CPU-only Qwen3-ASR speech recognition in pure Rust.

BLAS and SIMD optimizations are selected automatically at compile time based on the target platform — Accelerate + NEON on macOS/aarch64, OpenBLAS + AVX2 on Linux/x86_64, etc. For best performance on x86_64, build with:

RUSTFLAGS="-C target-cpu=native" cargo build --release

Important: Always build in release mode (--release).
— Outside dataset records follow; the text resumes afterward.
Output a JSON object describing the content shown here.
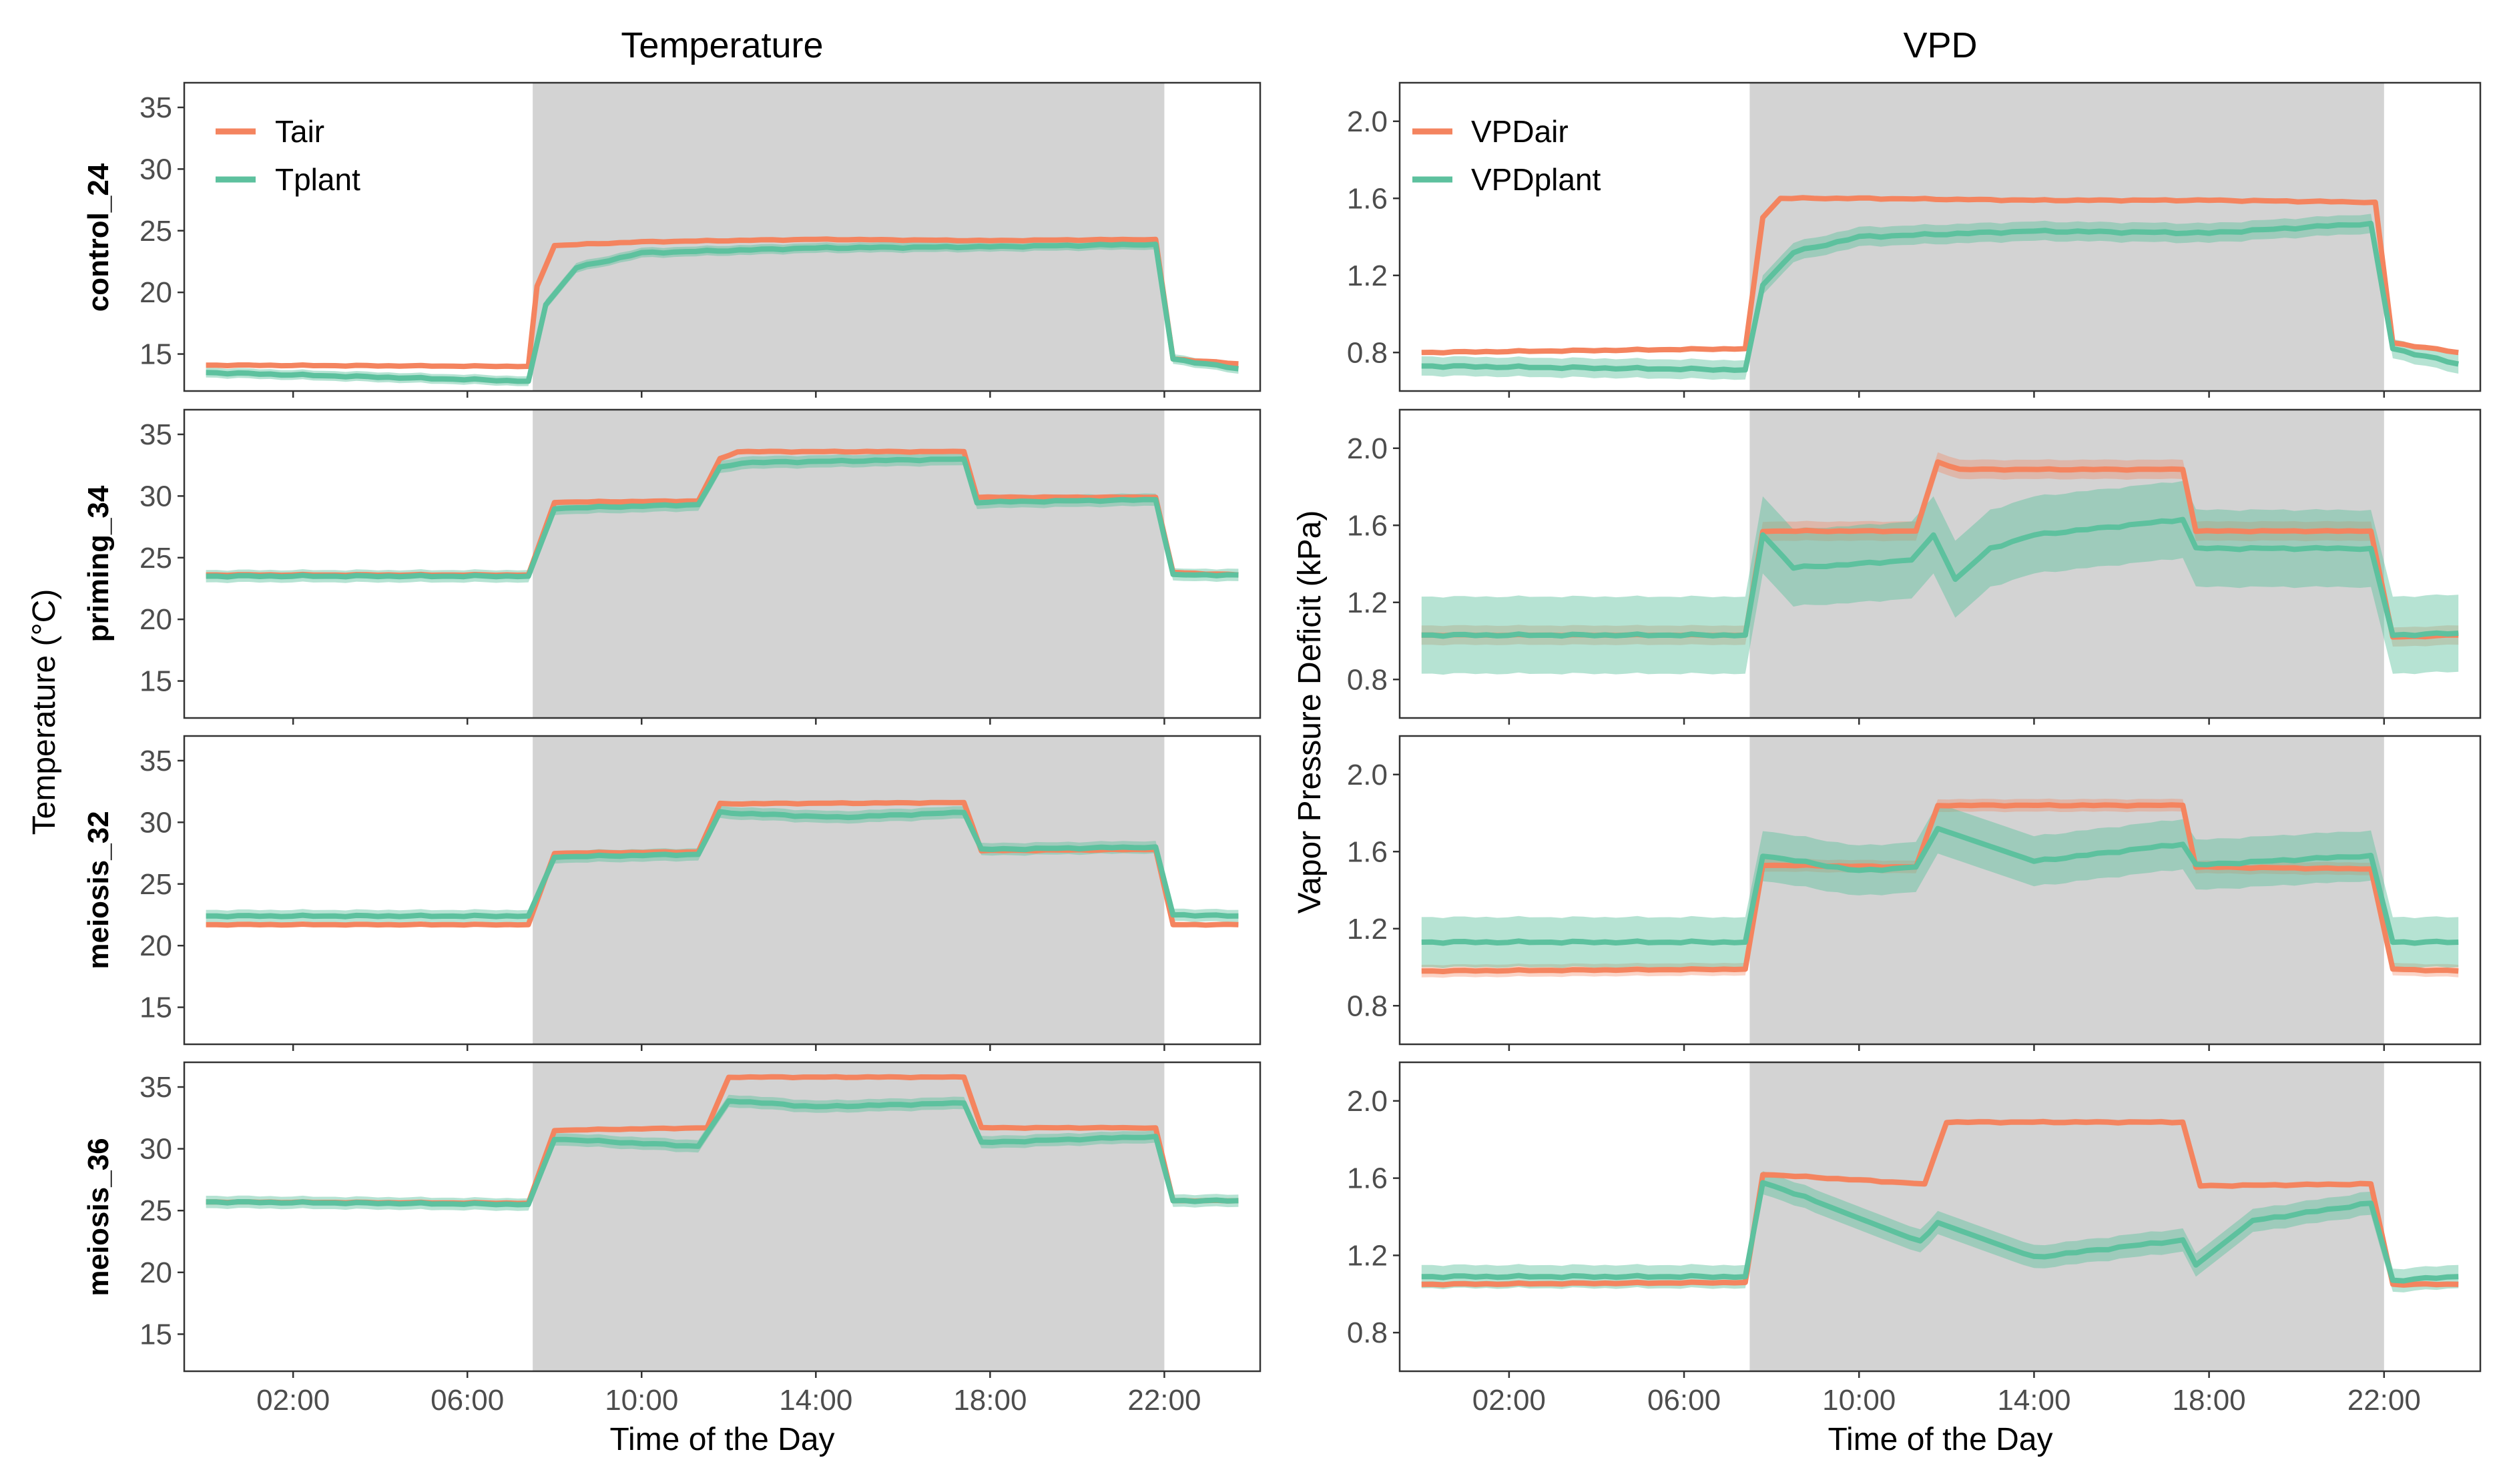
{
  "column_titles": [
    "Temperature",
    "VPD"
  ],
  "row_labels": [
    "control_24",
    "priming_34",
    "meiosis_32",
    "meiosis_36"
  ],
  "x_axis_label": "Time of the Day",
  "x_tick_labels": [
    "02:00",
    "06:00",
    "10:00",
    "14:00",
    "18:00",
    "22:00"
  ],
  "y_axis_label_temperature": "Temperature (°C)",
  "y_axis_label_vpd": "Vapor Pressure Deficit (kPa)",
  "legend_temperature": [
    "Tair",
    "Tplant"
  ],
  "legend_vpd": [
    "VPDair",
    "VPDplant"
  ],
  "temperature_tick_labels": [
    "15",
    "20",
    "25",
    "30",
    "35"
  ],
  "vpd_tick_labels": [
    "0.8",
    "1.2",
    "1.6",
    "2.0"
  ],
  "colors": {
    "air": "#F4845F",
    "plant": "#5DC19E",
    "night_shade": "#D3D3D3"
  },
  "chart_data": {
    "type": "line",
    "facet_layout": "4 rows x 2 columns",
    "x_unit": "hour of day",
    "x_range_hours": [
      -0.5,
      24.2
    ],
    "shaded_period_hours": [
      7.5,
      22.0
    ],
    "temperature_ylim": [
      12,
      37
    ],
    "vpd_ylim": [
      0.6,
      2.2
    ],
    "legend_position": "top-left",
    "grid": false,
    "series": {
      "temperature": [
        {
          "row": "control_24",
          "Tair": [
            [
              0,
              14.1
            ],
            [
              7.4,
              14.0
            ],
            [
              7.6,
              20.5
            ],
            [
              8,
              23.8
            ],
            [
              10,
              24.1
            ],
            [
              14,
              24.3
            ],
            [
              18,
              24.2
            ],
            [
              21.8,
              24.3
            ],
            [
              22.2,
              14.6
            ],
            [
              23.7,
              14.2
            ]
          ],
          "Tplant": [
            [
              0,
              13.5
            ],
            [
              7.4,
              12.8
            ],
            [
              7.8,
              19
            ],
            [
              8.5,
              22
            ],
            [
              10,
              23.2
            ],
            [
              14,
              23.6
            ],
            [
              18,
              23.7
            ],
            [
              21.8,
              23.9
            ],
            [
              22.2,
              14.6
            ],
            [
              23.7,
              13.8
            ]
          ],
          "Tplant_band": 0.4
        },
        {
          "row": "priming_34",
          "Tair": [
            [
              0,
              23.6
            ],
            [
              7.4,
              23.6
            ],
            [
              8,
              29.5
            ],
            [
              11.3,
              29.6
            ],
            [
              11.8,
              33.0
            ],
            [
              12.2,
              33.6
            ],
            [
              17.4,
              33.6
            ],
            [
              17.7,
              29.9
            ],
            [
              21.8,
              29.9
            ],
            [
              22.2,
              23.8
            ],
            [
              23.7,
              23.6
            ]
          ],
          "Tplant": [
            [
              0,
              23.5
            ],
            [
              7.4,
              23.5
            ],
            [
              8,
              29.0
            ],
            [
              11.3,
              29.3
            ],
            [
              11.8,
              32.3
            ],
            [
              12.3,
              32.7
            ],
            [
              17.4,
              33.0
            ],
            [
              17.7,
              29.5
            ],
            [
              21.8,
              29.7
            ],
            [
              22.2,
              23.6
            ],
            [
              23.7,
              23.6
            ]
          ],
          "Tplant_band": 0.5
        },
        {
          "row": "meiosis_32",
          "Tair": [
            [
              0,
              21.7
            ],
            [
              7.4,
              21.7
            ],
            [
              8,
              27.5
            ],
            [
              11.3,
              27.6
            ],
            [
              11.8,
              31.5
            ],
            [
              17.4,
              31.6
            ],
            [
              17.8,
              27.7
            ],
            [
              21.8,
              27.8
            ],
            [
              22.2,
              21.7
            ],
            [
              23.7,
              21.7
            ]
          ],
          "Tplant": [
            [
              0,
              22.4
            ],
            [
              7.4,
              22.4
            ],
            [
              8,
              27.2
            ],
            [
              11.3,
              27.4
            ],
            [
              11.8,
              30.8
            ],
            [
              14.5,
              30.4
            ],
            [
              17.4,
              30.8
            ],
            [
              17.8,
              27.8
            ],
            [
              21.8,
              28.0
            ],
            [
              22.2,
              22.5
            ],
            [
              23.7,
              22.4
            ]
          ],
          "Tplant_band": 0.5
        },
        {
          "row": "meiosis_36",
          "Tair": [
            [
              0,
              25.7
            ],
            [
              7.4,
              25.6
            ],
            [
              8,
              31.5
            ],
            [
              11.5,
              31.7
            ],
            [
              12,
              35.8
            ],
            [
              17.4,
              35.8
            ],
            [
              17.8,
              31.7
            ],
            [
              21.8,
              31.7
            ],
            [
              22.2,
              25.8
            ],
            [
              23.7,
              25.8
            ]
          ],
          "Tplant": [
            [
              0,
              25.7
            ],
            [
              7.4,
              25.5
            ],
            [
              8,
              30.8
            ],
            [
              11.3,
              30.2
            ],
            [
              12,
              33.9
            ],
            [
              14,
              33.4
            ],
            [
              17.4,
              33.7
            ],
            [
              17.8,
              30.5
            ],
            [
              21.8,
              31.0
            ],
            [
              22.2,
              25.8
            ],
            [
              23.7,
              25.8
            ]
          ],
          "Tplant_band": 0.5
        }
      ],
      "vpd": [
        {
          "row": "control_24",
          "VPDair": [
            [
              0,
              0.8
            ],
            [
              7.4,
              0.82
            ],
            [
              7.8,
              1.5
            ],
            [
              8.2,
              1.6
            ],
            [
              10,
              1.6
            ],
            [
              14,
              1.59
            ],
            [
              18,
              1.59
            ],
            [
              21.8,
              1.58
            ],
            [
              22.2,
              0.85
            ],
            [
              23.7,
              0.8
            ]
          ],
          "VPDplant": [
            [
              0,
              0.73
            ],
            [
              7.4,
              0.71
            ],
            [
              7.8,
              1.15
            ],
            [
              8.5,
              1.32
            ],
            [
              10,
              1.4
            ],
            [
              14,
              1.43
            ],
            [
              18,
              1.42
            ],
            [
              21.7,
              1.47
            ],
            [
              22.2,
              0.82
            ],
            [
              23.7,
              0.74
            ]
          ],
          "VPDplant_band": 0.05
        },
        {
          "row": "priming_34",
          "VPDair": [
            [
              0,
              1.03
            ],
            [
              7.4,
              1.03
            ],
            [
              7.8,
              1.57
            ],
            [
              11.3,
              1.57
            ],
            [
              11.8,
              1.93
            ],
            [
              12.3,
              1.89
            ],
            [
              17.4,
              1.89
            ],
            [
              17.7,
              1.57
            ],
            [
              21.7,
              1.57
            ],
            [
              22.2,
              1.02
            ],
            [
              23.7,
              1.03
            ]
          ],
          "VPDplant": [
            [
              0,
              1.03
            ],
            [
              7.4,
              1.03
            ],
            [
              7.8,
              1.55
            ],
            [
              8.5,
              1.38
            ],
            [
              10,
              1.4
            ],
            [
              11.2,
              1.42
            ],
            [
              11.7,
              1.55
            ],
            [
              12.2,
              1.32
            ],
            [
              13,
              1.48
            ],
            [
              14,
              1.55
            ],
            [
              17.4,
              1.63
            ],
            [
              17.7,
              1.48
            ],
            [
              21.7,
              1.48
            ],
            [
              22.2,
              1.03
            ],
            [
              23.7,
              1.04
            ]
          ],
          "VPDplant_band": 0.2
        },
        {
          "row": "meiosis_32",
          "VPDair": [
            [
              0,
              0.98
            ],
            [
              7.4,
              0.99
            ],
            [
              7.8,
              1.53
            ],
            [
              11.3,
              1.52
            ],
            [
              11.8,
              1.84
            ],
            [
              17.4,
              1.84
            ],
            [
              17.7,
              1.52
            ],
            [
              21.7,
              1.51
            ],
            [
              22.2,
              0.99
            ],
            [
              23.7,
              0.98
            ]
          ],
          "VPDplant": [
            [
              0,
              1.13
            ],
            [
              7.4,
              1.13
            ],
            [
              7.8,
              1.58
            ],
            [
              10,
              1.5
            ],
            [
              11.3,
              1.52
            ],
            [
              11.8,
              1.72
            ],
            [
              14,
              1.55
            ],
            [
              17.4,
              1.64
            ],
            [
              17.7,
              1.53
            ],
            [
              21.7,
              1.58
            ],
            [
              22.2,
              1.13
            ],
            [
              23.7,
              1.13
            ]
          ],
          "VPDplant_band": 0.13
        },
        {
          "row": "meiosis_36",
          "VPDair": [
            [
              0,
              1.05
            ],
            [
              7.4,
              1.06
            ],
            [
              7.8,
              1.62
            ],
            [
              11.5,
              1.57
            ],
            [
              12,
              1.89
            ],
            [
              17.4,
              1.89
            ],
            [
              17.8,
              1.56
            ],
            [
              21.7,
              1.57
            ],
            [
              22.2,
              1.05
            ],
            [
              23.7,
              1.05
            ]
          ],
          "VPDplant": [
            [
              0,
              1.09
            ],
            [
              7.4,
              1.09
            ],
            [
              7.8,
              1.58
            ],
            [
              9,
              1.48
            ],
            [
              11.4,
              1.27
            ],
            [
              11.8,
              1.37
            ],
            [
              14,
              1.19
            ],
            [
              17.4,
              1.28
            ],
            [
              17.7,
              1.15
            ],
            [
              19,
              1.38
            ],
            [
              21.7,
              1.47
            ],
            [
              22.2,
              1.07
            ],
            [
              23.7,
              1.09
            ]
          ],
          "VPDplant_band": 0.06
        }
      ]
    }
  }
}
Debug builds are 10–50x slower and unusable for real-time inference.

§Quick Start

use qwen_asr::context::QwenCtx;
use qwen_asr::transcribe;

let mut ctx = QwenCtx::load("qwen3-asr-0.6b").expect("model not found");
let text = transcribe::transcribe(&mut ctx, "audio.wav").unwrap();
println!("{text}");

§Forced Alignment

With the aligner model variant you can obtain word-level timestamps for a known transcript:

use qwen_asr::context::QwenCtx;
use qwen_asr::align;

let mut ctx = QwenCtx::load("qwen3-aligner-0.6b").expect("aligner model not found");
let samples: Vec<f32> = vec![]; // 16 kHz mono f32 PCM
let results = align::forced_align(&mut ctx, &samples, "Hello world", "English").unwrap();
for r in &results {
    println!("{}: {:.0} – {:.0} ms", r.text, r.start_ms, r.end_ms);
}

§Module Guide

ModulePurpose
contextEngine state — start here with context::QwenCtx::load
transcribeOffline, segmented, and streaming transcription
audioWAV loading, resampling, mel spectrogram
alignForced alignment (word/character timestamps)
configModel configuration and variant detection
tokenizerGPT-2 byte-level BPE tokenizer

The remaining modules (encoder, decoder, kernels, safetensors) are implementation details and not intended for direct use.

Modules§

align
Forced alignment: word- and character-level timestamps.
audio
WAV loading, resampling, and mel spectrogram computation.
config
Model configuration and automatic variant detection.
context
Top-level engine state (QwenCtx) owning all loaded weights and runtime buffers.
decoder
Qwen3 LLM decoder with GQA, KV cache, and generation.
encoder
Audio encoder: Conv2D stem + windowed transformer + projection cascade.
kernels
BLAS/vDSP bindings, thread pool, and SIMD kernel dispatch.
safetensors
Safetensors mmap reader with multi-shard support.
tokenizer
GPT-2 byte-level BPE tokenizer for Qwen.
transcribe
Offline, segmented, and streaming transcription orchestration.

Functions§

optimization_flags
Returns a list of compile-time optimization flags enabled for this build.